To connect this to the Prozac® thread, note that the phenomenon of obesogens (chemicals associated with weight gain) was first observed in people taking antidepressants, in particular serotonin reuptake inhibitors such as Prozac®.
So here’s the question: what effect does exposure to those 15,000 chemicals per day have on our microbiome? And what effect does that have on our health generally, not just our eating habits?
We don’t know.
And those who are asking tend to ask fairly narrow questions, although they seem huge. I’ve already mentioned the effect of background Prozac® concentrations on Great Lakes bacteria. The decrepit Toxic Substances Control Act has researchers performing outmoded risk assessments on individual chemicals—I haven’t mentioned the little bit we know about what happens when someone is exposed to multiple chemicals or what happens when a chemical released into the environment transforms into some other chemical that might be more dangerous or less dangerous (we don’t know) or what happens from exposures to background electromagnetic radiation (ionizing, for example from nuclear power plants, and non-ionizing, for example from smart phones) or combined exposures to radiation and chemicals.
We don’t know.
But I digress. You could conclude that you’re swimming in a toxic soup.

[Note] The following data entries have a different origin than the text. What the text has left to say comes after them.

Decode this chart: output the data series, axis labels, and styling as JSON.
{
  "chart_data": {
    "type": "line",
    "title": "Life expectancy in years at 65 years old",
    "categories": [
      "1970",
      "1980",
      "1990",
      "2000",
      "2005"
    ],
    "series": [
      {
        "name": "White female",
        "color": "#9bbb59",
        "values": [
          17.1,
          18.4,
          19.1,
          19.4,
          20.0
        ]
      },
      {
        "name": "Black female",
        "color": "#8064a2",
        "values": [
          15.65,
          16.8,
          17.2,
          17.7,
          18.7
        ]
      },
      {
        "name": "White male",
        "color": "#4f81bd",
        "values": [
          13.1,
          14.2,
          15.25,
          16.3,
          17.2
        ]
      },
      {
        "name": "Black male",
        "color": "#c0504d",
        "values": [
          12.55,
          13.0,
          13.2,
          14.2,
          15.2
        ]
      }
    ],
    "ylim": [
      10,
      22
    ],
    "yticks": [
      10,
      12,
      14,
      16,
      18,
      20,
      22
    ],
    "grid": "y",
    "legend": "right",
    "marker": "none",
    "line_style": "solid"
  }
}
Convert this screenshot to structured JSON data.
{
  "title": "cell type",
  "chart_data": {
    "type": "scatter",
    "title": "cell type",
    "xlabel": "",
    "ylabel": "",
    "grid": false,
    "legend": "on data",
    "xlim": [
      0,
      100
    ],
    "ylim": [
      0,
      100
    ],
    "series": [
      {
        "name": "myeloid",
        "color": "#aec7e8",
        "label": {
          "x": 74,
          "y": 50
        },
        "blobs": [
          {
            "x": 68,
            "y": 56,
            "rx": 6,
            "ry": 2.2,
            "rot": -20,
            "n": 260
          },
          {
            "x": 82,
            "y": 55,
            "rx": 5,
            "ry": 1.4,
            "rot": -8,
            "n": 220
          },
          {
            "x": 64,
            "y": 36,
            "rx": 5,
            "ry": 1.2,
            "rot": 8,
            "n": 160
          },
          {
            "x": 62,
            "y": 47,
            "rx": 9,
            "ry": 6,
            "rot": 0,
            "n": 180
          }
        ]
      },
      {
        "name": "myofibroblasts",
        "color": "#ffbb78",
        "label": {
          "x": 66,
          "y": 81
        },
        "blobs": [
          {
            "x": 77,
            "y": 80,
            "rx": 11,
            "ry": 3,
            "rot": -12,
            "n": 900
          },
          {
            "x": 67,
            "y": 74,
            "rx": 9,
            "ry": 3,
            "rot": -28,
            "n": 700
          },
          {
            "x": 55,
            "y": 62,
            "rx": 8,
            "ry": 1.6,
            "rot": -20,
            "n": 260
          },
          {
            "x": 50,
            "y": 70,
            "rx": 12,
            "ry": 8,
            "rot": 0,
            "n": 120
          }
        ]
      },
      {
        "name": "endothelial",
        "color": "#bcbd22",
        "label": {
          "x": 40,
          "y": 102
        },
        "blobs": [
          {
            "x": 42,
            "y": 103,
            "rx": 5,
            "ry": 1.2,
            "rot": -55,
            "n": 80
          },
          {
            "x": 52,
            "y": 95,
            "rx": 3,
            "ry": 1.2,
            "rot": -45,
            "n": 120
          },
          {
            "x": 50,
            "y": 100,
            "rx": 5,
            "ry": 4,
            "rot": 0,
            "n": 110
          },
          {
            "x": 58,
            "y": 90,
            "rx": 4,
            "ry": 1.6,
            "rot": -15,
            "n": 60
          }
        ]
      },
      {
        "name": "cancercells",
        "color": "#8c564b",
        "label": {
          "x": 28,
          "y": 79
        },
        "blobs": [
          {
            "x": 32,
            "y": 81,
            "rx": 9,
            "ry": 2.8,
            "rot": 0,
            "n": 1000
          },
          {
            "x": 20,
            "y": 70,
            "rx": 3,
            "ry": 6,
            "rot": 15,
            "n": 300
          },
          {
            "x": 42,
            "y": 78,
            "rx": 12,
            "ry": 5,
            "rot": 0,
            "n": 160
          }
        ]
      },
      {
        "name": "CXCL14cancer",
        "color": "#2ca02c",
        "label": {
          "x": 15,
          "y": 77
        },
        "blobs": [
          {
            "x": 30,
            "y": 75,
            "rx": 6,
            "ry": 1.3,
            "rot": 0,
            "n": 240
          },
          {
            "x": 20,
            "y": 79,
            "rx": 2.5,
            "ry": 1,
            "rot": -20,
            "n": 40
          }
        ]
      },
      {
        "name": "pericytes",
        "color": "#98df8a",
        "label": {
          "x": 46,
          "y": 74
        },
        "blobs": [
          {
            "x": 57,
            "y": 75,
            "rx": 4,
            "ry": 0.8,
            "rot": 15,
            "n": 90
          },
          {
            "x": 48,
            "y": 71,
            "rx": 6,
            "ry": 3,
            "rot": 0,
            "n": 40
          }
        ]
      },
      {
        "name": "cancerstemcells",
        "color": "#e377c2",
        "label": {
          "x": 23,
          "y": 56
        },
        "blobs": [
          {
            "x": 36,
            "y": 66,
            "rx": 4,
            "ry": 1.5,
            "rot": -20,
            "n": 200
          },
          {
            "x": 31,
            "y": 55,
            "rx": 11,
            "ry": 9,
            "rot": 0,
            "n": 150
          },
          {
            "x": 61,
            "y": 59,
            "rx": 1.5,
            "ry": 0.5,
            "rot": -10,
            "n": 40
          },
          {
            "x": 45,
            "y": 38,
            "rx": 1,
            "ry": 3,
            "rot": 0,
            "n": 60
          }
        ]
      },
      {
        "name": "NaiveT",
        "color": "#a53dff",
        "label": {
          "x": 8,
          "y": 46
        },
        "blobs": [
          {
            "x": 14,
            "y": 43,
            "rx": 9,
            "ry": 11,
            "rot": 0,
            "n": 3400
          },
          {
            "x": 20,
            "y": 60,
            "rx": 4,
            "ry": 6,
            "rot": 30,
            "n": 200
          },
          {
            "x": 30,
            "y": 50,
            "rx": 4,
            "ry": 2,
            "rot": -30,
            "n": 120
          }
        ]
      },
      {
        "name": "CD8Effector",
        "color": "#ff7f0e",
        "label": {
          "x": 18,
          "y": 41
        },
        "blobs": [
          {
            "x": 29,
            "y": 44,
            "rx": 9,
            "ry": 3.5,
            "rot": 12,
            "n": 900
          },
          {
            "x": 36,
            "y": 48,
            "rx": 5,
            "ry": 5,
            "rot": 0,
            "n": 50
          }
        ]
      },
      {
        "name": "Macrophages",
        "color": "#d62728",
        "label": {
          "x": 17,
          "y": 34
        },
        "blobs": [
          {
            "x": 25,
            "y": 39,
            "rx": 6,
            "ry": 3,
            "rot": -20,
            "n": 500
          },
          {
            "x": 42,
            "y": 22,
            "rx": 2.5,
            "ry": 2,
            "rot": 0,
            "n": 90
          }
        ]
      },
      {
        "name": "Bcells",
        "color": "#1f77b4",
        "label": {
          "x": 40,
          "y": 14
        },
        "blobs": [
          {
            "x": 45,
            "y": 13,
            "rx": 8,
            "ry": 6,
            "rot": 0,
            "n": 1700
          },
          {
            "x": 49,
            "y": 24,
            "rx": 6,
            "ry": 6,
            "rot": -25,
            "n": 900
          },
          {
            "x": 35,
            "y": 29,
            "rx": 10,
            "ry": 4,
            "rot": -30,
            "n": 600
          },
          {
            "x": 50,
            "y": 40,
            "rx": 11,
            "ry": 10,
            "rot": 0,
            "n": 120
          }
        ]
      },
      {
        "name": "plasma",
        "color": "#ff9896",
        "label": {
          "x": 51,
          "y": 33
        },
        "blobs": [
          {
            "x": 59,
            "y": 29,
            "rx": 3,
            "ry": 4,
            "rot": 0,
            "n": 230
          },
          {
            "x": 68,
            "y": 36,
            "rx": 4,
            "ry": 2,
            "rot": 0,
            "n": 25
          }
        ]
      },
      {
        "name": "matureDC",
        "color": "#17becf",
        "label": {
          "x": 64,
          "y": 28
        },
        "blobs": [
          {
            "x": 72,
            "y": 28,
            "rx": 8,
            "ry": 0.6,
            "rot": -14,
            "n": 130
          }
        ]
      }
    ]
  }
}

That’s not the point I want to make. I want to draw your attention to the fact that, from an environmental health and public health and your body’s health standpoint, those 15,000 chemicals per day need to be seen as an ecological problem.
What I mean is that it is grossly inadequate to perform a risk assessment that tells us what concentration of one of those 15,000 chemicals will kill half the population of lab animals—that’s a basic benchmark in risk assessment. That tells us nothing. What it does is allow regulators to permit a chemical’s use and for us to be mollified with fairy tales about its safety.
We still don’t know what the effect is on life—the society of organisms that live their lives together, its members variously tolerating, resisting, avoiding, and supporting each other, evolving and sustaining itself through time.